Agentic AI for Trip Planning Optimization Application
Most LLM trip planners aim for a feasible itinerary, which is not enough for an intelligent vehicle where travel time, traffic, charging, and dwell time all interact and the goal should be an optimal route. This work contributes an agentic system that searches for optimal plans together with a benchmark whose answers carry definitive ground truth optima. You can read the full paper here.
The Challenge: Feasible Plans Are Not Optimal Plans
Classical pathfinders ignore preferences, manual planning is suboptimal, and existing LLM systems target feasibility rather than optimality. Evaluation is just as hard, because prior benchmarks give reference answers without true optima, which forces biased model-as-judge scoring and hides where optimization actually fails.
A Coordinated Multi-Agent System
The central insight is that multi-agent superiority is not automatic, and what makes it work is a central controller paired with the ability to re-think and self-correct.
An Orchestration Agent sits between the in-vehicle interaction layer and a pool of specialized agents for traffic, calculation, and points of interest, and it re-thinks whenever a sub-task fails.
Ground the request before planning
An In-Vehicle Agent first turns the driver’s natural language request into a clear structured query and resolves anything ambiguous. The motivation is simple, since optimization is meaningless if the goal is misread, so intent is pinned down before any search begins.
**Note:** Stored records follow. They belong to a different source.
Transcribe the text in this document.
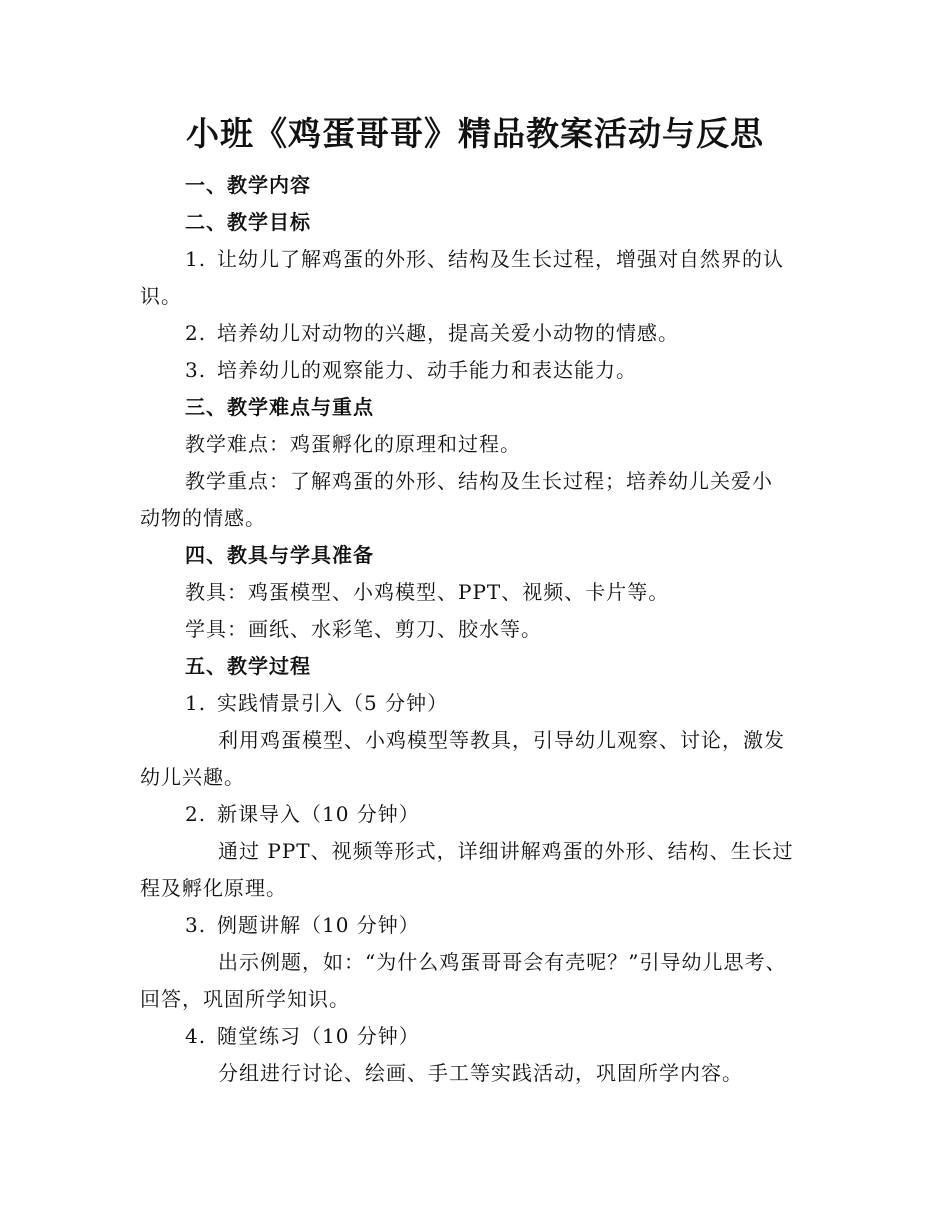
小班《鸡蛋哥哥》精品教案活动与反思
一、教学内容
二、教学目标
1. 让幼儿了解鸡蛋的外形、结构及生长过程，增强对自然界的认
识。
2. 培养幼儿对动物的兴趣，提高关爱小动物的情感。
3. 培养幼儿的观察能力、动手能力和表达能力。
三、教学难点与重点
教学难点：鸡蛋孵化的原理和过程。
教学重点：了解鸡蛋的外形、结构及生长过程；培养幼儿关爱小
动物的情感。
四、教具与学具准备
教具：鸡蛋模型、小鸡模型、PPT、视频、卡片等。
学具：画纸、水彩笔、剪刀、胶水等。
五、教学过程
1. 实践情景引入（5 分钟）
利用鸡蛋模型、小鸡模型等教具，引导幼儿观察、讨论，激发
幼儿兴趣。
2. 新课导入（10 分钟）
通过 PPT、视频等形式，详细讲解鸡蛋的外形、结构、生长过
程及孵化原理。
3. 例题讲解（10 分钟）
出示例题，如：“为什么鸡蛋哥哥会有壳呢？”引导幼儿思考、
回答，巩固所学知识。
4. 随堂练习（10 分钟）
分组进行讨论、绘画、手工等实践活动，巩固所学内容。
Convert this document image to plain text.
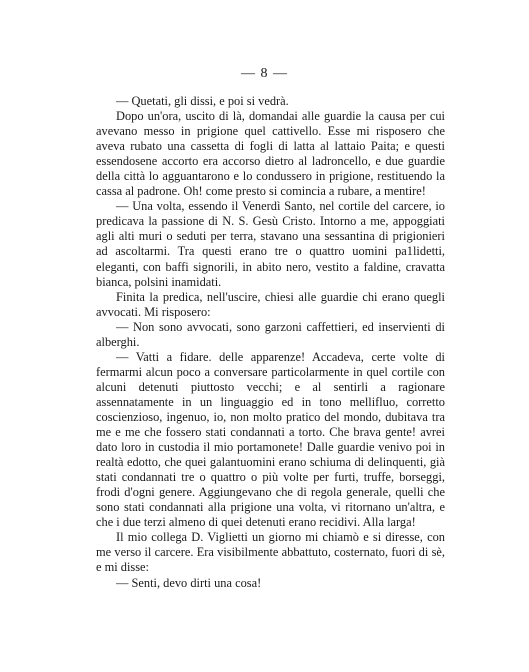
— 8 —

— Quetati, gli dissi, e poi si vedrà.

Dopo un'ora, uscito di là, domandai alle guardie la causa per cui avevano messo in prigione quel cattivello. Esse mi risposero che aveva rubato una cassetta di fogli di latta al lattaio Paita; e questi essendosene accorto era accorso dietro al ladroncello, e due guardie della città lo agguantarono e lo condussero in prigione, restituendo la cassa al padrone. Oh! come presto si comincia a rubare, a mentire!

— Una volta, essendo il Venerdì Santo, nel cortile del carcere, io predicava la passione di N. S. Gesù Cristo. Intorno a me, appoggiati agli alti muri o seduti per terra, stavano una sessantina di prigionieri ad ascoltarmi. Tra questi erano tre o quattro uomini pa1lidetti, eleganti, con baffi signorili, in abito nero, vestito a faldine, cravatta bianca, polsini inamidati.

Finita la predica, nell'uscire, chiesi alle guardie chi erano quegli avvocati. Mi risposero:

— Non sono avvocati, sono garzoni caffettieri, ed inservienti di alberghi.

— Vatti a fidare. delle apparenze! Accadeva, certe volte di fermarmi alcun poco a conversare particolarmente in quel cortile con alcuni detenuti piuttosto vecchi; e al sentirli a ragionare assennatamente in un linguaggio ed in tono mellifluo, corretto coscienzioso, ingenuo, io, non molto pratico del mondo, dubitava tra me e me che fossero stati condannati a torto. Che brava gente! avrei dato loro in custodia il mio portamonete! Dalle guardie venivo poi in realtà edotto, che quei galantuomini erano schiuma di delinquenti, già stati condannati tre o quattro o più volte per furti, truffe, borseggi, frodi d'ogni genere. Aggiungevano che di regola generale, quelli che sono stati condannati alla prigione una volta, vi ritornano un'altra, e che i due terzi almeno di quei detenuti erano recidivi. Alla larga!

Il mio collega D. Viglietti un giorno mi chiamò e si diresse, con me verso il carcere. Era visibilmente abbattuto, costernato, fuori di sè, e mi disse:

— Senti, devo dirti una cosa!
Let one controller own the whole plan
The Orchestration Agent decomposes the goal into interdependent sub-tasks and decides which specialist to call next. A single pass cannot optimize a route where each choice depends on the others, so a central controller is needed to hold the entire plan in view and weigh trade-offs across sub-tasks rather than greedily.
Delegate to specialists with the right tools
Execution is handed to focused agents, a Traffic Agent for time conditioned travel times, a Calculation Agent that scores itineraries and spots concurrent savings such as charging during a coffee stop, and points-of-interest agents that report dwell time, hours, and cost. Each task needs its own data and tools, so splitting the work keeps every piece accurate and lets the controller combine parts it can trust.
Re-think when a step fails
Crucially, the Orchestrator inspects what comes back and re-issues a corrected request when something is wrong, so the workflow is dynamic rather than a fixed chain. This is exactly what separates it from a decentralized swarm, which tends to loop until timeout when a sub-task errs instead of diagnosing and repairing the mistake.
A Benchmark with Ground-Truth Optima
Because existing benchmarks lack a true optimum, the work also builds TOP, which attaches a deterministic workflow to every question that computes the exact best plan, so an answer can be checked against ground truth instead of a biased judge. It spans many question categories and three difficulty levels, which makes it possible to see not just whether a system is right but where its optimization starts to break down.
Orchestration, Not Agent Count, Drives the Gains
Holding the model, tools, and database fixed, the orchestrated system is far more accurate than both a single agent and a decentralized swarm, and its lead grows as questions get harder and force more constraints to be juggled at once.

The most telling result is that the single agent actually beats the swarm, which makes the point sharply, since simply adding agents without a controller hurts rather than helps. The advantage comes from coordination and self-correction, precisely the pieces the swarm lacks.
Takeaway
Optimization grade trip planning needs a controller that reasons about the whole plan and recovers from its own mistakes, and it needs a benchmark with true optima to measure progress. This work delivers both.